Dataset : BC5CDR (BioCreative V CDR corpus)
I choose five different pretrained model to do this task.
In the code I reach the highest score, the picture below shows the f1_score of the validation_set during the training step.
In code NER_92.40, I reach f1_score = 92.40 in the testing set.
In code NER_92.02, I reach f1_score = 92.02 in the testing set.
In code NER_91.18, I reach f1_score = 91.18 in the testing set.
In code NER_90.78, I reach f1_score = 90.78 in the testing set.
In code NER_88.96, I reach f1_score = 88.96 in the testing set.
In code ner_no_trainer_86.7, I reach f1_score = 86.7 in the testing set.
In code ner_no_trainer_90.9, I reach f1_score = 90.9 in the testing set.

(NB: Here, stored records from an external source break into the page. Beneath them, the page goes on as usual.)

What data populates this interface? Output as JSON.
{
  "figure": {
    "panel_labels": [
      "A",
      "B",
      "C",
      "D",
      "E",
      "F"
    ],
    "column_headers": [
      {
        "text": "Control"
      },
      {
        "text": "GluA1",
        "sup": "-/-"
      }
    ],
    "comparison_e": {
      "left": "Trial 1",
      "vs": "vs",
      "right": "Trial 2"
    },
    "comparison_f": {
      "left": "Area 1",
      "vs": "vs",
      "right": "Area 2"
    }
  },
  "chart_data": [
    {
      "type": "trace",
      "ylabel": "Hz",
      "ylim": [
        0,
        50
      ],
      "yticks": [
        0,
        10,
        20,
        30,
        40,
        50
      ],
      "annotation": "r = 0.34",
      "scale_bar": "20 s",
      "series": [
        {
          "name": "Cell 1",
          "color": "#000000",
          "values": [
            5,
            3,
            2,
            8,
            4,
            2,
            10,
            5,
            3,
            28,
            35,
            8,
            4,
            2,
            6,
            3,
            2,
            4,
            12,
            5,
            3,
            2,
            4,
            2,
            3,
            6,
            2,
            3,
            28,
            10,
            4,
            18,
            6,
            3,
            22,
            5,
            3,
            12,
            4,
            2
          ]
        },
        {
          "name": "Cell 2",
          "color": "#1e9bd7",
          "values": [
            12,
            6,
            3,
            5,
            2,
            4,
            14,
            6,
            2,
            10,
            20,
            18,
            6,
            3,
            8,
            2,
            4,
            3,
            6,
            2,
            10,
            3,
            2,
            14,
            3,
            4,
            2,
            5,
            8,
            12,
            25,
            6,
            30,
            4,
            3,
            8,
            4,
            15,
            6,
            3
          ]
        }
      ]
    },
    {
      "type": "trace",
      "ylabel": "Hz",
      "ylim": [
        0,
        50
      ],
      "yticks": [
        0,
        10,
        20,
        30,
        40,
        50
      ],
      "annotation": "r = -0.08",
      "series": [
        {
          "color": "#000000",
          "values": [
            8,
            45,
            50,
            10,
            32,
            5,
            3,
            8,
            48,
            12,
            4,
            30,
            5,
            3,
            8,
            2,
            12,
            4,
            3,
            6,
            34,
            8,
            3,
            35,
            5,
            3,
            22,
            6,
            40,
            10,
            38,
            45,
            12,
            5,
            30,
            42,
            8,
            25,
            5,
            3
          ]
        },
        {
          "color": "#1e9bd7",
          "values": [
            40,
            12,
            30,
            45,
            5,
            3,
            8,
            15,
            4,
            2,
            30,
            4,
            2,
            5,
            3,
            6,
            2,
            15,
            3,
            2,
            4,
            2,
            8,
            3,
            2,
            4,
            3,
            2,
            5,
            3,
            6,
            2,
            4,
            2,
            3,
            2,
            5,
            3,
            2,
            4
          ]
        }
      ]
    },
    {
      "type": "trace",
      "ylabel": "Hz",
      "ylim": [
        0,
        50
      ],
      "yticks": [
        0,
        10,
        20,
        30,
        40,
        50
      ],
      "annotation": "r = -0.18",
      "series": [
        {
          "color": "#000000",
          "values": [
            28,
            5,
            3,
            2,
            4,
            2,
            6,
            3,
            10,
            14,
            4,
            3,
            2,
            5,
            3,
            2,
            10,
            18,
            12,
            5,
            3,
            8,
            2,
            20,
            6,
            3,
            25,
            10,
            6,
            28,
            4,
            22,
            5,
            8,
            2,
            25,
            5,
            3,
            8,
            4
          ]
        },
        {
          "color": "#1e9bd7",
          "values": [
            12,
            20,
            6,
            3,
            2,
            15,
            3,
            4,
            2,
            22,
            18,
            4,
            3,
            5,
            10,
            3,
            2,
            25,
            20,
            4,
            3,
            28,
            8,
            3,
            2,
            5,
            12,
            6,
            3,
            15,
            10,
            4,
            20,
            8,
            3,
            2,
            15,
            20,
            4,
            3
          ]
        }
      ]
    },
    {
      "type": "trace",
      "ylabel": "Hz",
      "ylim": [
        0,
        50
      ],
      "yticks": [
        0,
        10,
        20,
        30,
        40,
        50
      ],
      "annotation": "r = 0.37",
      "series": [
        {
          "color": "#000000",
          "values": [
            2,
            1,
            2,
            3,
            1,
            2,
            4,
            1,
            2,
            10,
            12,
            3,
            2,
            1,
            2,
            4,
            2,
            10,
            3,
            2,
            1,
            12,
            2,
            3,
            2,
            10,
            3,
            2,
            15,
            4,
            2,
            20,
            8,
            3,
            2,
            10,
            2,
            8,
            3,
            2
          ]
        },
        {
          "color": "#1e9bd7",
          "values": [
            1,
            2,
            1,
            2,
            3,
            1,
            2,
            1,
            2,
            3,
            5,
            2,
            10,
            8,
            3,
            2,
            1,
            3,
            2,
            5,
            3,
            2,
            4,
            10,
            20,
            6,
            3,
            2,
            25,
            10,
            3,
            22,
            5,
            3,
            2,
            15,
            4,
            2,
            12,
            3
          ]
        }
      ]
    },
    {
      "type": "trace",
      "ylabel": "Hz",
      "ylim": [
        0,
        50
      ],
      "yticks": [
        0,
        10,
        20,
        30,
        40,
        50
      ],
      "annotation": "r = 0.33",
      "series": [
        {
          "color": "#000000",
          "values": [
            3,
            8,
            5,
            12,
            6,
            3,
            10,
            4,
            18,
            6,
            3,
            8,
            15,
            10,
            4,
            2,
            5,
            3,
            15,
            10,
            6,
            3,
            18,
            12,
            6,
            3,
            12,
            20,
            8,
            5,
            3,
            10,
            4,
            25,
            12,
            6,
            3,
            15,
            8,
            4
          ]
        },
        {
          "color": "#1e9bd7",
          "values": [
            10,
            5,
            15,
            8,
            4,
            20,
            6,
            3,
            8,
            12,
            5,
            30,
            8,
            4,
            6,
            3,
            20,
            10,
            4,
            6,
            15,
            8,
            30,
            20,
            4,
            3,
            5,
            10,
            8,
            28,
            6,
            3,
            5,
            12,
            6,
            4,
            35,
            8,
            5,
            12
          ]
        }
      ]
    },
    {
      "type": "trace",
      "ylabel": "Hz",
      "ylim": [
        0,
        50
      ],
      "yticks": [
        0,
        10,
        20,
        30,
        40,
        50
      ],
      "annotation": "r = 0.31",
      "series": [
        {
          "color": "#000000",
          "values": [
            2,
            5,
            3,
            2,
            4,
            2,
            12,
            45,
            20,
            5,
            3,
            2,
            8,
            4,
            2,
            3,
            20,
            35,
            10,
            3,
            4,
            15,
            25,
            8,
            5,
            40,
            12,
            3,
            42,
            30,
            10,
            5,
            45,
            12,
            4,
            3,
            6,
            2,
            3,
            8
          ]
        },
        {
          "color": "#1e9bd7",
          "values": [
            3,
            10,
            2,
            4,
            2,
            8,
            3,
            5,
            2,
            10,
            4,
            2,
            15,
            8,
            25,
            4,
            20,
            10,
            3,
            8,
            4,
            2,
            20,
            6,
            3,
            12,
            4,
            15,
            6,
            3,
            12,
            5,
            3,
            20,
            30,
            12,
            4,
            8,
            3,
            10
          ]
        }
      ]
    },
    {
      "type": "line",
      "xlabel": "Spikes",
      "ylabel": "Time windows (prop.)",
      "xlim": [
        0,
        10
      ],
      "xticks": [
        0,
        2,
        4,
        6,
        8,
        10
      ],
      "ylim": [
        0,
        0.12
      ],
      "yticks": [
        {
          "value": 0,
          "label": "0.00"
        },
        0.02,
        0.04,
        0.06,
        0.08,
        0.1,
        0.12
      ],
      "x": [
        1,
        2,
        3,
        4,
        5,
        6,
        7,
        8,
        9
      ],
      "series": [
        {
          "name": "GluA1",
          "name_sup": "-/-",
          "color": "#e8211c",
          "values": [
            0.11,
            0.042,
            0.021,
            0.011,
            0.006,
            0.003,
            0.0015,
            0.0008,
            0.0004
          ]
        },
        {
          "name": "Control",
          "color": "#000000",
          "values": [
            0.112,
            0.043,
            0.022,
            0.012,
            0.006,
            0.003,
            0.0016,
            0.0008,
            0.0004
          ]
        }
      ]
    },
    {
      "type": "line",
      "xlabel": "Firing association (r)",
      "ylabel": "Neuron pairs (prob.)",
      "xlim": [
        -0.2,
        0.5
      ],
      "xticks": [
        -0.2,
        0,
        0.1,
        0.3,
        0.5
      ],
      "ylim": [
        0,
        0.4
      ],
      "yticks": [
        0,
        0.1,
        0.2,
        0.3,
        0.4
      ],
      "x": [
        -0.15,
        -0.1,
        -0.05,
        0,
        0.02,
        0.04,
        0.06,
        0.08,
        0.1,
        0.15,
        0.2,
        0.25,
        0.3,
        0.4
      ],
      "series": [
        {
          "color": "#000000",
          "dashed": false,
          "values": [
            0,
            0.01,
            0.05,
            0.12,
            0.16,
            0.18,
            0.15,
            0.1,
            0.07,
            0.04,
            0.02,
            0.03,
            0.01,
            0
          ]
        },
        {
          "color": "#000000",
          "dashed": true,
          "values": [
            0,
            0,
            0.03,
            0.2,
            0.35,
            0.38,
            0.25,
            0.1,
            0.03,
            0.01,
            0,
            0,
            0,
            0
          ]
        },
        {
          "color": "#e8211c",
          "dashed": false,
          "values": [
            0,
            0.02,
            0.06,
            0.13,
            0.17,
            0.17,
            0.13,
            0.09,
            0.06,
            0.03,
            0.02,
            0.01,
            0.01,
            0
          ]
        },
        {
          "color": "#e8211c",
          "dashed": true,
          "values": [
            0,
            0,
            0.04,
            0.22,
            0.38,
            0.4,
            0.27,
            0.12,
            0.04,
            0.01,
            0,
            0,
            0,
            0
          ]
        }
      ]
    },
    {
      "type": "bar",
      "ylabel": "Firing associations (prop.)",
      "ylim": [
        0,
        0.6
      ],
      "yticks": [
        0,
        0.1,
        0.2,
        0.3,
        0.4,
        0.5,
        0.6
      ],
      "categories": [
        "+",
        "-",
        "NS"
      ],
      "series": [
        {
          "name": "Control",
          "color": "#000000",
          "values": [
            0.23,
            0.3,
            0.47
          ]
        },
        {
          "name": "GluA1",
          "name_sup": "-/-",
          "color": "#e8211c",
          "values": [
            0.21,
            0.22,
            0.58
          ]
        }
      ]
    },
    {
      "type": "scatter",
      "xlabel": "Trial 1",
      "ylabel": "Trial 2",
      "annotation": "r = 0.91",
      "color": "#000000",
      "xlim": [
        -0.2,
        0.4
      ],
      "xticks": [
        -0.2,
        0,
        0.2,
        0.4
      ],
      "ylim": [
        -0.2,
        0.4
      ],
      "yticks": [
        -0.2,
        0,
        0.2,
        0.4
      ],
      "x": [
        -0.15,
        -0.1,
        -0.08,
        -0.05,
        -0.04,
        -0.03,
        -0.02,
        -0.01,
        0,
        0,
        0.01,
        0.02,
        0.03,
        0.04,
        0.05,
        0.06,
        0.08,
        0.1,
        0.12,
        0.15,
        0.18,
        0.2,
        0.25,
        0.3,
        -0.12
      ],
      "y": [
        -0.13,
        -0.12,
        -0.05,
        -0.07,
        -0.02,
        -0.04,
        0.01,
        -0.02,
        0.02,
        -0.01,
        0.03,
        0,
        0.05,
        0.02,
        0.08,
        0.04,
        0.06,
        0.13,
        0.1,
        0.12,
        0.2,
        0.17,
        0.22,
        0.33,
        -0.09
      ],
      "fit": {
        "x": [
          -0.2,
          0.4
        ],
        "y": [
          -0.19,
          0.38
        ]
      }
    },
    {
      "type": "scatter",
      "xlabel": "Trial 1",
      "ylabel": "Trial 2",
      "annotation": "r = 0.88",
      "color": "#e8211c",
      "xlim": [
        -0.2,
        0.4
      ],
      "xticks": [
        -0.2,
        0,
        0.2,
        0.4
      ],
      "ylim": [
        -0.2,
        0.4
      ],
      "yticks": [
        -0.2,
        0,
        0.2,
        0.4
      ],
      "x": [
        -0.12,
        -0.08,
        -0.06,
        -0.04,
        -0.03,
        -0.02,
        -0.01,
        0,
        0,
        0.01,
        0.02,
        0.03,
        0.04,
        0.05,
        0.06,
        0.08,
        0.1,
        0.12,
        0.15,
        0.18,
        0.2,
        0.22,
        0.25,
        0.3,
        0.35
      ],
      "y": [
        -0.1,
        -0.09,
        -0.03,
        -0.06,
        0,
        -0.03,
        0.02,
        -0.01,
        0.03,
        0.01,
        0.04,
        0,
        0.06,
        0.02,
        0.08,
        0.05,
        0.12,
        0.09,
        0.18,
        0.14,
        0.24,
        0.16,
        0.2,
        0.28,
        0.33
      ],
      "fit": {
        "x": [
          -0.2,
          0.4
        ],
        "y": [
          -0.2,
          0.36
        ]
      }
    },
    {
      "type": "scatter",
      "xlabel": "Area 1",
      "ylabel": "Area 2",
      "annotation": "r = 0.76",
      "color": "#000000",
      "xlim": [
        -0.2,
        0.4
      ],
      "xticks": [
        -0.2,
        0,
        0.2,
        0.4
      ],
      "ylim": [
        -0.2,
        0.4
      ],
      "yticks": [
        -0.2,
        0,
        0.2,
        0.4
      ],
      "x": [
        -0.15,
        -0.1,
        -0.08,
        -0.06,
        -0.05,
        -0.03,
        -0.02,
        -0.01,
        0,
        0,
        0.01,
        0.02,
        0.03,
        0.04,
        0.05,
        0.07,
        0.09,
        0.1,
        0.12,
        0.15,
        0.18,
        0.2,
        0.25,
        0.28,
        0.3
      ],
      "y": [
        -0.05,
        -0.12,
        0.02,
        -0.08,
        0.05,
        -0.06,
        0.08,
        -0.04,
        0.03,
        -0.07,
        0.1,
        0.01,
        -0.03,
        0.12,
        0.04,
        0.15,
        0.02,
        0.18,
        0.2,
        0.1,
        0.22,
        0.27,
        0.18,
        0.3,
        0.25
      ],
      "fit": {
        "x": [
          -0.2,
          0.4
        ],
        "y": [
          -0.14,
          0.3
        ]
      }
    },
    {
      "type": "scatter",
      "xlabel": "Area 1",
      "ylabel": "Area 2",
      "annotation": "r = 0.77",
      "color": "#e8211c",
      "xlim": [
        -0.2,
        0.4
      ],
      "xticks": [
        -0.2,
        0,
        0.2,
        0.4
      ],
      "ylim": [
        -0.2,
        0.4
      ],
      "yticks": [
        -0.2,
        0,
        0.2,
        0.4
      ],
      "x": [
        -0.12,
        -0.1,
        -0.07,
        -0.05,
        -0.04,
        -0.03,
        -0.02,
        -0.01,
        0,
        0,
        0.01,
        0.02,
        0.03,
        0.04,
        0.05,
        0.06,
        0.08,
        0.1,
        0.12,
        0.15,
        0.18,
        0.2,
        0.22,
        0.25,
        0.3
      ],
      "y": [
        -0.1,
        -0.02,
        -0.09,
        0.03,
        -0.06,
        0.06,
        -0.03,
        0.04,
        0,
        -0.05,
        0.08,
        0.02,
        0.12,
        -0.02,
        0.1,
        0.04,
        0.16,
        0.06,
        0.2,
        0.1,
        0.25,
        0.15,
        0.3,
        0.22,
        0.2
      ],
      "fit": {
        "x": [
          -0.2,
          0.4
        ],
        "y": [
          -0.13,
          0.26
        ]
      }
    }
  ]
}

In the code NER_different_label_testing_1 and NER_different_label_testing_2 , I test the score difference between two differnt testing label.
During the process, for example, "student" might be tokenize to "stu" "dent", and if "student" is labels by "1", then I will let the token "stu" labels to "1",and "dent" labels to "1" too.
In the experiment above, I get the score by using adjust_labels, in more detail, if "stu" is predicted by model "1" and "dent" also predicted "1", it will count two correct , however, in the test set "student" is one data, so if model predict "1" , it only counts one correct , Go further , if "stu" is predicted label "2" and "dent" is predicted to "1" , it might cannot corectly predicted the label of "student".
I want to check if there exist a big distance between two differnt scoreing method, I let the predict "student" by useing the maximum occurence in it's split label, for example , if one word is tokenize into three token ,and the three token is predicted by "1","1","2", then the origin word will be prediction be "1".
I do the experiment using two different model, in the first model, it has subtle different bewteen 91.84 and 91.72 , in the second model, it has moresubtle different bewteen 89.46 and 89.43, in this two case, same as what I thought, the score has subtle drop.